Total shoulder replacement surgery consists of 6 simple, but yet complex steps: 


1. The interval between the deltoid and pectoralis muscle is used so that soft tissue injury is spared. The surgery takes place between the muscles, instead of through a muscle.

2. The rotator cuff tendon in the front of the shoulder is carefully incised in order to gain access to the arthritic joint.

3. The bone spurs on the ball and socket are carefully removed.

4. After preparing the arthritic surfaces, a new ball and socket are placed.

5. The rotator cuff in the front of the shoulder is carefully repaired.

6. The joint is cleaned, and the skin is carefully repaired using a cosmetic type closure.


The surgery typically lasts 1 hour.

Recovery and Rehabilitation

After surgery, patients go home on the same day. If a patient has health concerns, sometimes they are kept overnight for observation.  If a drain is placed, patients will come to the office for removal.
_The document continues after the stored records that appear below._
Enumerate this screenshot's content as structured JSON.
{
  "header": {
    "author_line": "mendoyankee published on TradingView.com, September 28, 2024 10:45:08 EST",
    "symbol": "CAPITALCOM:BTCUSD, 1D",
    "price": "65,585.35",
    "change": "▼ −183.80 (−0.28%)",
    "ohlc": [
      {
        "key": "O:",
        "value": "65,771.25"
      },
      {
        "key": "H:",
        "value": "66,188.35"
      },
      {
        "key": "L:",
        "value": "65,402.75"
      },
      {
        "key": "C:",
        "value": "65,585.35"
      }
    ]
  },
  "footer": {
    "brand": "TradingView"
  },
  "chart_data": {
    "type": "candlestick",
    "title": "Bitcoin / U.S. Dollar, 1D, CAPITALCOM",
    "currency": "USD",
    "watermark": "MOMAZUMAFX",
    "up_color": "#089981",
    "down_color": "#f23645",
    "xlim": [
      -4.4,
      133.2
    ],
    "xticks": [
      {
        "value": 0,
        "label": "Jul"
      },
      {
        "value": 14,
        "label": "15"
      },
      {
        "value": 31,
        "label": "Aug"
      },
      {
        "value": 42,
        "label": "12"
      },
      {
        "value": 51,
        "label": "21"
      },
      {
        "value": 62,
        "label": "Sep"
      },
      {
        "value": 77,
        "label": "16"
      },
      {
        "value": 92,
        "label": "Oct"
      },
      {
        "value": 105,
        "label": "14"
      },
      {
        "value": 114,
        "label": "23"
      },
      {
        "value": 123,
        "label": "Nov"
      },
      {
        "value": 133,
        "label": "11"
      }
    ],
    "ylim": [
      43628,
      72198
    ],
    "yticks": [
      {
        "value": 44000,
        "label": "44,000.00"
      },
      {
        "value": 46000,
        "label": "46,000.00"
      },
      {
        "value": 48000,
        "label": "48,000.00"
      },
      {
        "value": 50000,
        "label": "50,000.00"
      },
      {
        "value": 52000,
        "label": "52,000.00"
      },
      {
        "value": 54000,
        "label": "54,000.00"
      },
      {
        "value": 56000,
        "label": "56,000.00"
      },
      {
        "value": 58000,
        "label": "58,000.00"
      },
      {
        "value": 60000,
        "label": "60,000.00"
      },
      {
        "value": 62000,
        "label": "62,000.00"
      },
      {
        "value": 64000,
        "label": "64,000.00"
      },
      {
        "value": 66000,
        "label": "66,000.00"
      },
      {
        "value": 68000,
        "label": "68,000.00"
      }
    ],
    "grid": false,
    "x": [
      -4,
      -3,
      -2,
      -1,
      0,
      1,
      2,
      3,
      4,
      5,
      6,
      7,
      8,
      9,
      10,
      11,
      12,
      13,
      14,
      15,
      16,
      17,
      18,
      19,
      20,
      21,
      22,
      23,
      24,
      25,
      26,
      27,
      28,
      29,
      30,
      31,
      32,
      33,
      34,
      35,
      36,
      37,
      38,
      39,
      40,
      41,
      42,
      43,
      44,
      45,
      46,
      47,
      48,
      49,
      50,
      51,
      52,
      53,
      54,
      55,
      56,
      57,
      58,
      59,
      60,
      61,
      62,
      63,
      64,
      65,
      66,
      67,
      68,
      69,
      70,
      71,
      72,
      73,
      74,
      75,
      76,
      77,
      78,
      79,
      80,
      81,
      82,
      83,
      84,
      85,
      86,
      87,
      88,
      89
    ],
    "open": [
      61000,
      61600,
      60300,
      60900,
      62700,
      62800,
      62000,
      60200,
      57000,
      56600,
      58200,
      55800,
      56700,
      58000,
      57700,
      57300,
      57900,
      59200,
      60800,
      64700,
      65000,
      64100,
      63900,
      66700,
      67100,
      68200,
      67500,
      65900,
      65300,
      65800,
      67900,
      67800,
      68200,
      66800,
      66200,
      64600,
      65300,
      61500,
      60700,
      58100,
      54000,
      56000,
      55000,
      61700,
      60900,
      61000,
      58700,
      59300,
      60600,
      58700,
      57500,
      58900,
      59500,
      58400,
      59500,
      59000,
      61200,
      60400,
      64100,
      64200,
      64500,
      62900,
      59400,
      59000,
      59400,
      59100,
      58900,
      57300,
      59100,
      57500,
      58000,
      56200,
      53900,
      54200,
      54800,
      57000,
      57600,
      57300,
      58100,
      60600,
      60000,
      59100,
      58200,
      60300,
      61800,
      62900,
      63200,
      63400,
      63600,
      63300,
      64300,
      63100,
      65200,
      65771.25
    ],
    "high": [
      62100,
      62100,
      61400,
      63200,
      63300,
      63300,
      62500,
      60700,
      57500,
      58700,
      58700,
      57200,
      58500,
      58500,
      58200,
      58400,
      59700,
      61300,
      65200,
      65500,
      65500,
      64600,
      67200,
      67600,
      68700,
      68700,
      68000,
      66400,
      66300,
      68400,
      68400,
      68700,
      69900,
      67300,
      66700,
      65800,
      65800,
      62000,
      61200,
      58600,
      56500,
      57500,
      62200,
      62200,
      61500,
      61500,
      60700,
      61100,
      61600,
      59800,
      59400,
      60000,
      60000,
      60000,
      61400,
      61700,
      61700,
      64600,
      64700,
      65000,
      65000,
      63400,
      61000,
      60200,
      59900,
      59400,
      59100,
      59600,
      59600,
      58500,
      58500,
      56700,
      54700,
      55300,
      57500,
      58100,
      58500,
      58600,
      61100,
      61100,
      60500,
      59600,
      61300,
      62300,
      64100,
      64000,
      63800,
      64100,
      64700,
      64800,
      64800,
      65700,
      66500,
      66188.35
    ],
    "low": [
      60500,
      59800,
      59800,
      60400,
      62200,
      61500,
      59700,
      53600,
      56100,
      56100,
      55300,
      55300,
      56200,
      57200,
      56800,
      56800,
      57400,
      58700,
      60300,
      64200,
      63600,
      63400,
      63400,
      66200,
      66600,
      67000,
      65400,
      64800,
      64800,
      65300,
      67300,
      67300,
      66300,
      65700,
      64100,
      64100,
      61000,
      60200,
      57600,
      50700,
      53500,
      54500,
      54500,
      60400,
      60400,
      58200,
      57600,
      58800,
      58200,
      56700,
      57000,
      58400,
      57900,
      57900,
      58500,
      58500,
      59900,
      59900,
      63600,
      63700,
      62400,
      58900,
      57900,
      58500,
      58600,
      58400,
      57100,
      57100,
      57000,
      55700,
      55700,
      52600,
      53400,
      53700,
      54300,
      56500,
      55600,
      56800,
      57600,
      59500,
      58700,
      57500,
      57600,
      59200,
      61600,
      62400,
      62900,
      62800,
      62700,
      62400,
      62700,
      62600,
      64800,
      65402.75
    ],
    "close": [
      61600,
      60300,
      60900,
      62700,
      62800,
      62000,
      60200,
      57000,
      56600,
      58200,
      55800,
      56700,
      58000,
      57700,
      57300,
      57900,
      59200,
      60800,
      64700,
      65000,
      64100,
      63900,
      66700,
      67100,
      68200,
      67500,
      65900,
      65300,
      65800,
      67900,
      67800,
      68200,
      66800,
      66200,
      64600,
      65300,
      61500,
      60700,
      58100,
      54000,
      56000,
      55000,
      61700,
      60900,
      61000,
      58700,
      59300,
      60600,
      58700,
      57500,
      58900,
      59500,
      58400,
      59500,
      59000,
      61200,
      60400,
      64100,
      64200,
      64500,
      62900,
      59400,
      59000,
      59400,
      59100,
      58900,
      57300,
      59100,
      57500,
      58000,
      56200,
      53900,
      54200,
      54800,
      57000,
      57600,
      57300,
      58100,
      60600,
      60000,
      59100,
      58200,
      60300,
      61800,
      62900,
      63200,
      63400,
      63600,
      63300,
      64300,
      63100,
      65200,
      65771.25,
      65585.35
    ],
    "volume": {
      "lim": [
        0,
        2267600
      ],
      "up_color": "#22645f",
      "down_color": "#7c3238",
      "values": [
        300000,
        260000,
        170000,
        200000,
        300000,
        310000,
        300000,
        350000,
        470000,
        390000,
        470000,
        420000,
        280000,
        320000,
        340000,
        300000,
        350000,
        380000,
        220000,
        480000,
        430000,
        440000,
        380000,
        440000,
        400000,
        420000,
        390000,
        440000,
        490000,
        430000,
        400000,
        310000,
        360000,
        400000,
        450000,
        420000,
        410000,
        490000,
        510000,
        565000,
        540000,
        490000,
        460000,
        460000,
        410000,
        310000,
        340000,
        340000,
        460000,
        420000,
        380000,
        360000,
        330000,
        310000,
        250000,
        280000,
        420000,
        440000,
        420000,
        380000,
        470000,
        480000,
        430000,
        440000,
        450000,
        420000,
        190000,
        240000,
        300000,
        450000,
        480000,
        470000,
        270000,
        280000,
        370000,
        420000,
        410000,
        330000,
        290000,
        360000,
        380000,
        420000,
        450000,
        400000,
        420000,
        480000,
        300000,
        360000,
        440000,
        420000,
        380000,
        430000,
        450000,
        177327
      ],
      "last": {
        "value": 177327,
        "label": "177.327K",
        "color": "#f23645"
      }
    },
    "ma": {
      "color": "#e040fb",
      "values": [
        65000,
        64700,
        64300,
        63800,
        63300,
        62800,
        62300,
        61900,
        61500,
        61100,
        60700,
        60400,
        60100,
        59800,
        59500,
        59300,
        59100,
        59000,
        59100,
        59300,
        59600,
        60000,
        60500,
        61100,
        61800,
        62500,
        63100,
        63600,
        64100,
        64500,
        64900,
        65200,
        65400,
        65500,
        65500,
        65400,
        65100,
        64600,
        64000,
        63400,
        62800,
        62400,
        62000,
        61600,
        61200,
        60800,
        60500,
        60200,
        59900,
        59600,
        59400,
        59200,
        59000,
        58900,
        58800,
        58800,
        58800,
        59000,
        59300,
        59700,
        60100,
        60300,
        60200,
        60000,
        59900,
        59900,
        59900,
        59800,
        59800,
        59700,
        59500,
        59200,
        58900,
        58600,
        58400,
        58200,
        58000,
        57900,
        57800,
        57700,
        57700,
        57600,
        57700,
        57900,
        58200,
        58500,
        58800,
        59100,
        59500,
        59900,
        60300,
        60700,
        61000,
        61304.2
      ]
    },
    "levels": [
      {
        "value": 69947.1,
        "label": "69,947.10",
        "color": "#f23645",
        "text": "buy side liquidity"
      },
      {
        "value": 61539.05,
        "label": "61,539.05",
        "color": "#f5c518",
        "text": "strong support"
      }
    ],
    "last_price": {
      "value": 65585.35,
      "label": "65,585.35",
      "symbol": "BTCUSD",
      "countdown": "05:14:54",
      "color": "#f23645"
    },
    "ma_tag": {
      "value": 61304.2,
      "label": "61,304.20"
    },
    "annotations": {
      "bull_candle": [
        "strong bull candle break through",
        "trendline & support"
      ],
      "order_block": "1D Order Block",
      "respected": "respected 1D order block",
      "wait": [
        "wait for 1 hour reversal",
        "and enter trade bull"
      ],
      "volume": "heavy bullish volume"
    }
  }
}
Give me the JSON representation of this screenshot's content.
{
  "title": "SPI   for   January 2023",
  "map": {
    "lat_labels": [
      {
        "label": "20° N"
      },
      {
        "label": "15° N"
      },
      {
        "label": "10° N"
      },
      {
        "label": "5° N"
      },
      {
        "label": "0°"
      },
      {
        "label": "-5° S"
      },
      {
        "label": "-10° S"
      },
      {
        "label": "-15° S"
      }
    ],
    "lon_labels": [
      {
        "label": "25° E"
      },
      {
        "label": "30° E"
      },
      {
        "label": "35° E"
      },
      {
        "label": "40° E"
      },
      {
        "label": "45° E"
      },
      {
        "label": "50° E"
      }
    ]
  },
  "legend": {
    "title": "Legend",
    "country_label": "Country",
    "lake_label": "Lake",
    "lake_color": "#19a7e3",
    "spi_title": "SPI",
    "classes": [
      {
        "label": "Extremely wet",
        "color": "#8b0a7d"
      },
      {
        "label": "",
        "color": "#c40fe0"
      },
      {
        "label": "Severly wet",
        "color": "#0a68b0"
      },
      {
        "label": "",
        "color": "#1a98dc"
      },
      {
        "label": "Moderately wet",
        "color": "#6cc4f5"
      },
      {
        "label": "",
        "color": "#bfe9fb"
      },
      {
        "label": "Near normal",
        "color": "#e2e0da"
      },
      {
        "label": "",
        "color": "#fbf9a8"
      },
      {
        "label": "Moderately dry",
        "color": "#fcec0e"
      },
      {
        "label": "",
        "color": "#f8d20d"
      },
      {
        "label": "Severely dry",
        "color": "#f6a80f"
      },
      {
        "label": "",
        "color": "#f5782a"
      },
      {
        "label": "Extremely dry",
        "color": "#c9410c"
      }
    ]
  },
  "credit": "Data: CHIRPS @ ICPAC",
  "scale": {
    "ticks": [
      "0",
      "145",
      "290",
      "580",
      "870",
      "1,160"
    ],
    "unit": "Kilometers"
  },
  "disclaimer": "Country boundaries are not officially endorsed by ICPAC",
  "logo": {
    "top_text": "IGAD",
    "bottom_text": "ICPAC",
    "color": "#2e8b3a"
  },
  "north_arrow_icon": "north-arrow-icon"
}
Upon discharge from the hospital, a sling is recommended for 2 weeks following a shoulder replacement. Patients are discharged with a short course of pain medication. Ice is recommended for pain relief as well. Early hand, wrist and elbow exercises are recommended. Follow-up with Dr. Drake’s physician assistant will occur 2 weeks and 6 weeks after the surgery. Physical therapy will start at 2 weeks after surgery. The patient will have follow-ups with Dr. Drake at 3 months, 6 months, and 12 months. 

Risks and Complications

Shoulder replacement surgery has an exceptionally high success rate. Although rare, the operation may have complications such as an infection, fracture, bleeding, instability, nerve damage, tearing of the rotator cuff, and loosening of the prosthesis.  Dr. Drake and his staff are available and should be alerted if there is a concern.